Verso Corporation (NYSE: VRS or the "Company") has just announced that it has entered into a definitive agreement to sell its Androscoggin mill, located in Jay, Maine, and its Stevens Point mill, located in Stevens Point, Wisconsin, to Pixelle Specialty Solutions LLC for $400 million, subject to post-closing adjustments.
The sale, which has been unanimously approved by the Company's Board of Directors (the "Board"), is subject to and conditioned upon the receipt of approval from the Company's stockholders at a special meeting of stockholders, as well as certain regulatory and other customary approvals. The transaction is anticipated to be completed in the first quarter of 2020.
Gene Davis, Co-Chairman of the Board, stated "We have undergone a thorough and comprehensive strategic process and firmly believe that the sale of these two mills at the agreed upon terms and conditions is in the best interests of the Company and our stockholders. We could not be more pleased by the efforts of the entire Senior Leadership Team and of Les Lederer, our Interim Chief Executive Officer since April."
Net cash proceeds of the transaction are anticipated to be approximately $336 million, after the assumption by Pixelle of approximately $35 million of pension liabilities, anticipated working capital adjustments, and the payment of transaction related expenses. The Board intends to return a significant portion of the net proceeds to stockholders either by way of dividend or share repurchase, conducted either by way of modified Dutch tender offer, accelerated share repurchase program or open market purchases, and to determine and announce the amount and form of such return promptly following the closing of the transaction. In addition, Verso will utilize approximately $54 million of the net proceeds to reduce a portion of its unfunded pension liability. Any remaining net proceeds will be used for general corporate purposes while the Board continues its ongoing review of the Company's strategic alternatives.
Verso today also announced that Adam St. John had been named as the Company's Chief Executive Officer and appointed as a member of the Board. Mr. St. John has been Senior Vice President of Manufacturing for all Verso mills and a long-standing member of the Senior Leadership Team. Prior to joining the Company, Mr. St. John served in a senior management capacity at Georgia Pacific. Mr. Lederer will continue to serve as a Senior Transaction Advisor to the Company.
Alan Carr, Co-Chairman of the Board, further stated: "With almost three decades of paper industry experience and more than a decade of experience with Verso, we are confident that Adam is the right choice to lead the Company consistent with our strategic focus. Under Adam's guidance, we expect that our remaining mills will generate sufficient EBITDA and cash flow to permit the Company to enhance its competitive market position, so as to create future growth and other opportunities."
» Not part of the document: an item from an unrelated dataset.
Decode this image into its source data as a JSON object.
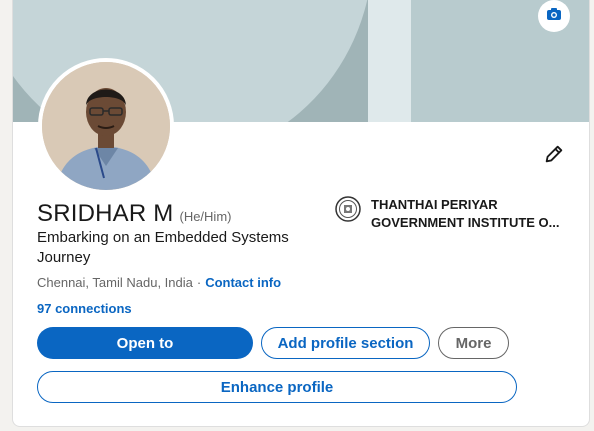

Houlihan Lokey acted as financial advisor and Akin Gump Strauss Hauer & Feld LLP acted as legal counsel to the Company in connection with the transaction.
Verso Corporation is the turn-to company for those looking to successfully navigate the complexities of paper sourcing and performance. A leading North American producer of specialty and graphic papers, packaging and pulp, Verso provides insightful solutions that help drive improved customer efficiency, productivity, brand awareness and business results. Verso's long-standing reputation for quality and reliability is directly tied to our vision to be a company with passion that is respected and trusted by all. Verso's passion is rooted in ethical business practices that demand safe workplaces for our employees and sustainable wood sourcing for our products. This passion, combined with our flexible manufacturing capabilities and an unmatched commitment to product performance, delivery and service, make Verso a preferred choice among commercial printers, paper merchants and brokers, converters, publishers and other end users. For more information, visit us online at www.versoco.com
Participants in the Solicitation
The Company, its directors, executive officers and other persons related to the Company may be deemed to be participants in the solicitation of proxies from the Company's stockholders in connection with the proposed transaction. Information about the directors and executive officers of the Company and their ownership of Company common stock is set forth in the Company's Annual Report on Form 10-K for the year ended December 2018, as amended on April 30, 2019. Other information regarding the participants in the proxy solicitations and a description of their direct and indirect interests, by security holdings or otherwise, will be contained in the proxy statement and other relevant materials to be filed with the SEC when such materials become available.